Blog de la CGT FERC Sup Paris3

Préparation de la rentrée 2020-2021 : l’enseignement à distance a ses limites et doit rester exceptionnel !

Les déclarations récentes de la ministre de l’enseignement supérieur et de la recherche invitent les universités à se préparer à une rentrée 2020-2021 à distance ou partiellement à distance. Les suppressions et gels de postes de titulaires de ces dernières années ont malheureusement un impact négatif sur notre capacité à réagir à ces conditions imprévues. Si la situation sanitaire nous oblige à accroître la part des enseignements à distance dans nos formations, nous devrons nous résoudre à fonctionner en mode dégradé. Mais c’est à titre temporaire, car l’enseignement à distance ne sera jamais l’équivalent de l’enseignement en présentiel qu’il ne peut remplacer, et c’est à organiser avec les personnels et les étudiant.e.s, notamment dans le cadre des instances élues. Les propositions et revendications ci-dessous sont pensées pour accompagner cette période exceptionnelle.

Les risques du tout à distance

Les universités ont déjà une expérience significative de l’enseignement à distance (c’est le cas pour beaucoup de composantes à Paris3) mais les dispositifs en place restent insuffisants et ne s’adressent pas aux mêmes publics que ceux qui sont directement issus de l’enseignement secondaire. La logique des formations à distance n’est pas la même que celle des formations en présentiel. Dans une formation à distance les étudiant.e.s ont choisi un dispositif numérique, ils et elles sont donc bien équipé·e·s, relativement autonomes, et souhaitent profiter de la possibilité d’organiser leur planning librement. Les formations à distance, de manière générale, rencontrent un très fort taux d’abandon, de l’ordre d’un tiers des inscrits ou plus, et ceci malgré la possibilité pour certaines d’entre elles de combiner des travaux et activités via la plate-forme Moodle et des rencontres en face à face avec les étudiant.e.s. Les étudiant.e.s les plus fragiles socio-économiquement sont les plus susceptibles de décrocher dans le cadre du passage au distanciel de nos formations en présence.

Des outils numériques à enrichir et à sécuriser

A l’heure actuelle, la plateforme Moodle utilisée à Paris3 est surtout adaptée au "présentiel enrichi", c’est-à-dire à la mise à la disposition des étudiant·e·s de fichiers de textes, de compléments de cours et d’outils de type forums et chats. Mais elle ne permet pas d’organiser des sessions de travail synchrone en visio-conférence avec des groupes de plusieurs dizaines d’étudiant·e·s. Depuis la mi-mars, pour maintenir le lien avec leurs étudiants, les enseignant·e·s ont été contraints de "bricoler" avec des outils plus ou moins efficaces, plus ou moins fiables et plus ou moins sûrs pour ce qui est de la protection de la propriété intellectuelle et des données personnelles.

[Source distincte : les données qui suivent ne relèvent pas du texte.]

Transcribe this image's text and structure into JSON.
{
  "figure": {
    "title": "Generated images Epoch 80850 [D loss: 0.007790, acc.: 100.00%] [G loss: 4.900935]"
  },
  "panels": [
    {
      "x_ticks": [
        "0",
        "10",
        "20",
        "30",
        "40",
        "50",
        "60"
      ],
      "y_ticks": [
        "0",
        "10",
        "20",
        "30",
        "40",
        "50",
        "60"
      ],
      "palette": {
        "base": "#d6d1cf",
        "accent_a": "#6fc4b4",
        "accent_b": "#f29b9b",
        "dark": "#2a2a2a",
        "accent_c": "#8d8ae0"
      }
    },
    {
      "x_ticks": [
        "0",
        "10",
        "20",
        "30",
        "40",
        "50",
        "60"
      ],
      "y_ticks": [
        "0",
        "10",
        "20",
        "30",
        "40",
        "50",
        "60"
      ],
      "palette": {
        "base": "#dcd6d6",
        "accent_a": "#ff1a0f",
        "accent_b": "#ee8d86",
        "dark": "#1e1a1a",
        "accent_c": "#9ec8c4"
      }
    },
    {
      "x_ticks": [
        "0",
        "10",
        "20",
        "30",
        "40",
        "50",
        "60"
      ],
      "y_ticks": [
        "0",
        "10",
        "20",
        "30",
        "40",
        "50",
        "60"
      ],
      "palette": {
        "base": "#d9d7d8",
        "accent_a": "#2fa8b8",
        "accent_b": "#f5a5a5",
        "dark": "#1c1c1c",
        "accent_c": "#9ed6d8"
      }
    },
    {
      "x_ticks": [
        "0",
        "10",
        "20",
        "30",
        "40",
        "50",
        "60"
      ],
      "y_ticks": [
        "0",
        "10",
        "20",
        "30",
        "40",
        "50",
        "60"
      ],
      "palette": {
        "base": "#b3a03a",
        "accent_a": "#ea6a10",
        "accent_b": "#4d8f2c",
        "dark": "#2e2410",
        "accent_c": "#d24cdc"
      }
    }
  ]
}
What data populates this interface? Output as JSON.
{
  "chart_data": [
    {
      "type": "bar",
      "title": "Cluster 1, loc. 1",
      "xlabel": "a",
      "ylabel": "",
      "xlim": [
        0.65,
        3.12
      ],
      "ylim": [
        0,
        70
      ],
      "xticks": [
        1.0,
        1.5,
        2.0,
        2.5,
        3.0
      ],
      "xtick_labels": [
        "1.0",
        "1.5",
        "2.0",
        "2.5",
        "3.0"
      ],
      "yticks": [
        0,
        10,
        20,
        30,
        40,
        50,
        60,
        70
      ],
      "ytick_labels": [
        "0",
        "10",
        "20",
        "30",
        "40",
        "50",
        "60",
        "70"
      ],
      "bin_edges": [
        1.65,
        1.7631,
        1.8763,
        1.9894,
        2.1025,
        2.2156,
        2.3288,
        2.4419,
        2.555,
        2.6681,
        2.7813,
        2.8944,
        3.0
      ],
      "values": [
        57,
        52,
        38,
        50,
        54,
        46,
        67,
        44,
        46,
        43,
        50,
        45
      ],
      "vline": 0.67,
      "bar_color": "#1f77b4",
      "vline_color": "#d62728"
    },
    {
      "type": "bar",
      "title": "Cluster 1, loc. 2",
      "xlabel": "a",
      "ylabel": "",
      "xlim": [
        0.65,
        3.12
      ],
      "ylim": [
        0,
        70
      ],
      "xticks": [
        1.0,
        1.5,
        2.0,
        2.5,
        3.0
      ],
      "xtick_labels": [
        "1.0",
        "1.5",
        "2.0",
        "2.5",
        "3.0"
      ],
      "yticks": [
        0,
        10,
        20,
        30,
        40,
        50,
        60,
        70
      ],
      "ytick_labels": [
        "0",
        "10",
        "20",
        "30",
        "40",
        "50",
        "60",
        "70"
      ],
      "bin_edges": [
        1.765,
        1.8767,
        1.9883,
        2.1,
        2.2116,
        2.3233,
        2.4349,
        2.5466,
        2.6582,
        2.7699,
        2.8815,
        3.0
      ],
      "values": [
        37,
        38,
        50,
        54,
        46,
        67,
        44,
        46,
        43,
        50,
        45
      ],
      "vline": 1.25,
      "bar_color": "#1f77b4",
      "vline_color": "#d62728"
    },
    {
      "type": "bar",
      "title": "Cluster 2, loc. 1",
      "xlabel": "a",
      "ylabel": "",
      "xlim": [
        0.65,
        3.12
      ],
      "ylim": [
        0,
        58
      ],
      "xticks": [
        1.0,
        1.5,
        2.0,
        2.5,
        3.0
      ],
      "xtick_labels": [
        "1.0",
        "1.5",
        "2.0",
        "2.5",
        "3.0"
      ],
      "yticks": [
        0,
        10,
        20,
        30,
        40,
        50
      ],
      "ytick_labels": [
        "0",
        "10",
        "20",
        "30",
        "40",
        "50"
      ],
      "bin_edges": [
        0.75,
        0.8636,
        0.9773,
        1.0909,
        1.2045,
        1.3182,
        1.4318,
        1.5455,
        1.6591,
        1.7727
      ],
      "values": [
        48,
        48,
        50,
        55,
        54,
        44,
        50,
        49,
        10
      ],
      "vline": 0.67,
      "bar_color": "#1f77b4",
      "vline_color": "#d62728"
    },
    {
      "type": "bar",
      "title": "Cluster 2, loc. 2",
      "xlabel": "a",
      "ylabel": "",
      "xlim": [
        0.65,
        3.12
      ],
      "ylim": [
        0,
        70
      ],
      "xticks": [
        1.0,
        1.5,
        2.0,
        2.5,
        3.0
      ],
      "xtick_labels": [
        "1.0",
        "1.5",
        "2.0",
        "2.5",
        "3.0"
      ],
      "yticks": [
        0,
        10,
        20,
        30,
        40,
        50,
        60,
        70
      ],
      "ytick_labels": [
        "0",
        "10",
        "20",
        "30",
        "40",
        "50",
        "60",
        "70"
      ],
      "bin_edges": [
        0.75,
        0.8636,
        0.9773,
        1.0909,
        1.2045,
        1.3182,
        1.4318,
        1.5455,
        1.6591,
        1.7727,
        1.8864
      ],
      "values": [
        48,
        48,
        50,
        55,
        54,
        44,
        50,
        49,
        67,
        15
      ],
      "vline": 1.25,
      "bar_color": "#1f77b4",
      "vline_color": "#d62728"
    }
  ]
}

Nous avons besoin de renforcer la cellule icampus, en particulier en recrutant des ingénieurs pédagogiques pour tous les enseignements habituellement en présentiel qui devront passer au moins partiellement en distanciel :

  • que des rencontres régulières en présentiel puissent avoir lieu et, à défaut, des rencontres synchrones sur des plateformes de visioconférence intégrées à Moodle. A titre d’exemple, un système de visioconférence appelé BigBlueButton pourrait être opérationnel dès septembre dans la plateforme d’enseignement à distance pour y permettre des partages sonores et vidéos.
  • que tous les étudiant.e.s et le personnel enseignant (y compris les vacataires et les doctorant.e.s contractuel.le.s et les ATER) soient équipé.e.s en ordinateurs pour pouvoir assurer des enseignements à distance.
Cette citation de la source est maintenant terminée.